Treatment options for hip displacement are dependent on each patient's condition and may range from closed reduction to hip replacement. The quicker reduction of the joint (within 6 hours of injury), the better chance for recovery without major complications. Some patients may require surgery to reduce or replace the hip joint. Pain reduction and rehabilitation are also important treatments.
What Are Complications of a Hip Dislocation?
Complications of hip dislocation can be severe and long term: avascular necrosis, arthritis, myositis ossificans (abnormal bone growth in muscle), labral (cartilage) tears, permanent shortening of muscle, muscle weakness, physical deformity of hip/leg, and gait problems (abnormalities walking).

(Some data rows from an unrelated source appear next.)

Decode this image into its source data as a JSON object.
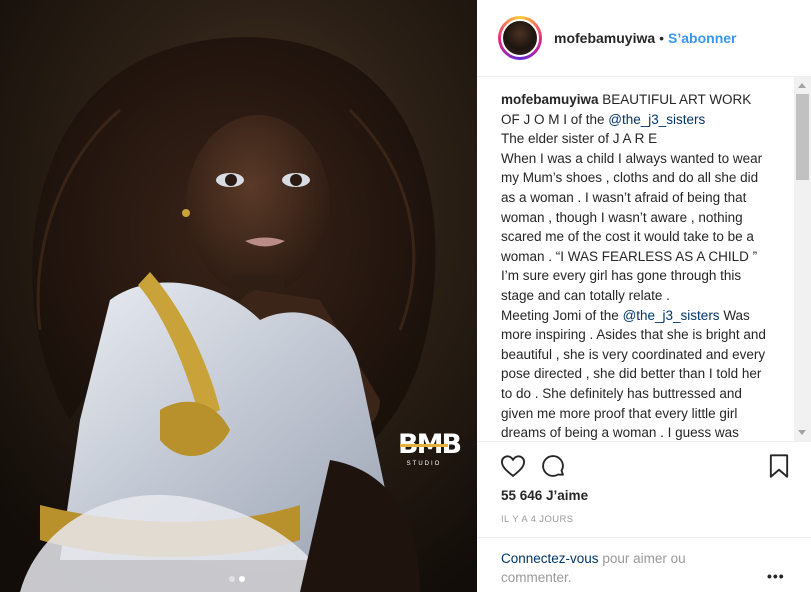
{
  "post": {
    "username": "mofebamuyiwa",
    "separator": "•",
    "follow_label": "S’abonner",
    "caption_username": "mofebamuyiwa",
    "caption_segments": {
      "part1": " BEAUTIFUL ART WORK OF J O M I of the ",
      "mention1": "@the_j3_sisters",
      "part2": "The elder sister of J A R E",
      "part3": "When I was a child I always wanted to wear my Mum’s shoes , cloths and do all she did as a woman . I wasn’t afraid of being that woman , though I wasn’t aware , nothing scared me of the cost it would take to be a woman . “I WAS FEARLESS AS A CHILD ” I’m sure every girl has gone through this stage and can totally relate .",
      "part4": "Meeting Jomi of the ",
      "mention2": "@the_j3_sisters",
      "part5": " Was more inspiring . Asides that she is bright and beautiful , she is very coordinated and every pose directed , she did better than I told her to do . She definitely has buttressed and given me more proof that every little girl dreams of being a woman . I guess was looking for a platform to showcase her inner woman !!! Photography"
    },
    "likes": "55 646 J’aime",
    "time_ago": "IL Y A 4 JOURS",
    "login_link": "Connectez-vous",
    "login_text": " pour aimer ou commenter.",
    "more_label": "•••",
    "watermark": {
      "mark": "BMB",
      "sub": "STUDIO"
    }
  },
  "icons": {
    "like": "heart-icon",
    "comment": "comment-bubble-icon",
    "save": "bookmark-icon",
    "more": "more-options-icon"
  },
  "carousel": {
    "count": 2,
    "active_index": 1
  },
  "colors": {
    "follow": "#3897f0",
    "mention": "#003569",
    "meta": "#999999",
    "border": "#efefef",
    "sequin_gold": "#c9a23a",
    "logo_gold": "#e4b23a"
  }
}
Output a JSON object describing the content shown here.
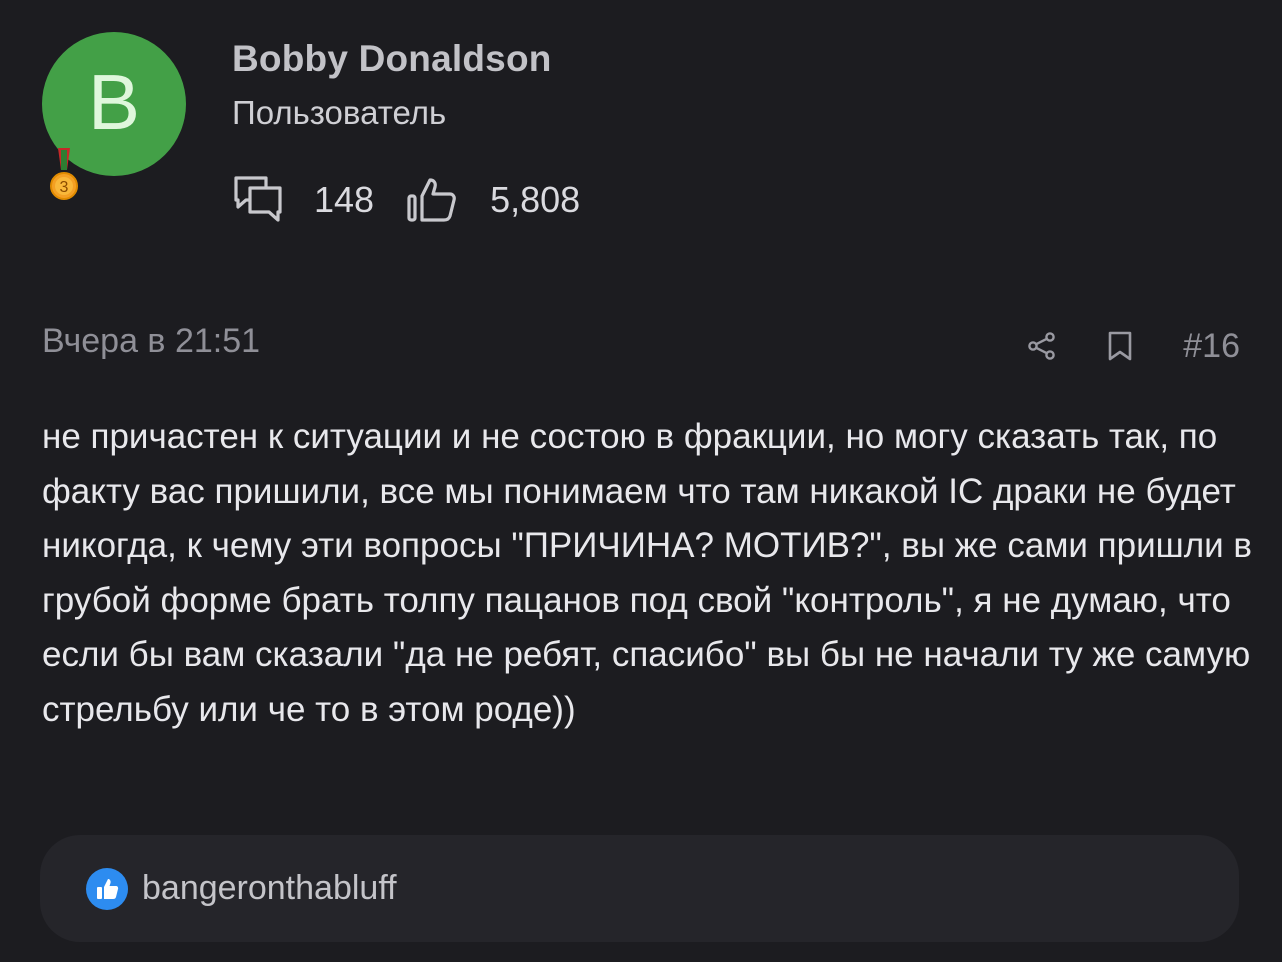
{
  "author": {
    "avatar_letter": "B",
    "avatar_color": "#43a047",
    "name": "Bobby Donaldson",
    "role": "Пользователь",
    "medal_level": "3",
    "messages_icon": "messages-icon",
    "messages_count": "148",
    "likes_icon": "thumbs-up-icon",
    "likes_count": "5,808"
  },
  "post": {
    "date": "Вчера в 21:51",
    "share_icon": "share-icon",
    "bookmark_icon": "bookmark-icon",
    "number": "#16",
    "body": "не причастен к ситуации и не состою в фракции, но могу сказать так, по факту вас пришили, все мы понимаем что там никакой IC драки не будет никогда, к чему эти вопросы \"ПРИЧИНА? МОТИВ?\", вы же сами пришли в грубой форме брать толпу пацанов под свой \"контроль\", я не думаю, что если бы вам сказали \"да не ребят, спасибо\" вы бы не начали ту же самую стрельбу или че то в этом роде))"
  },
  "reactions": {
    "icon": "like-reaction-icon",
    "color": "#2d8cf0",
    "user": "bangeronthabluff"
  }
}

Hip dislocation after hip replacement is rare, but the risk is highest in the first few months after replacement surgery.
What Is the Recovery Time and Prognosis for a Dislocated Hip?
The prognosis for a dislocated hip depends on each individual's condition and is related to how fast the hip is reduced and how well a person does their rehabilitation program. Some athletes may begin running in 6-8 weeks and return to sports within 3-4 months. However, each person is different and may require longer time for recovery. However, about 50% of patients with a dislocated hip will develop arthritis in it over time.
Is It Possible to Prevent Dislocated Hips?
Risk of hip dislocation can be reduced by avoiding falls, wearing protective gear in sports, staying physically active, and sustaining a healthy weight.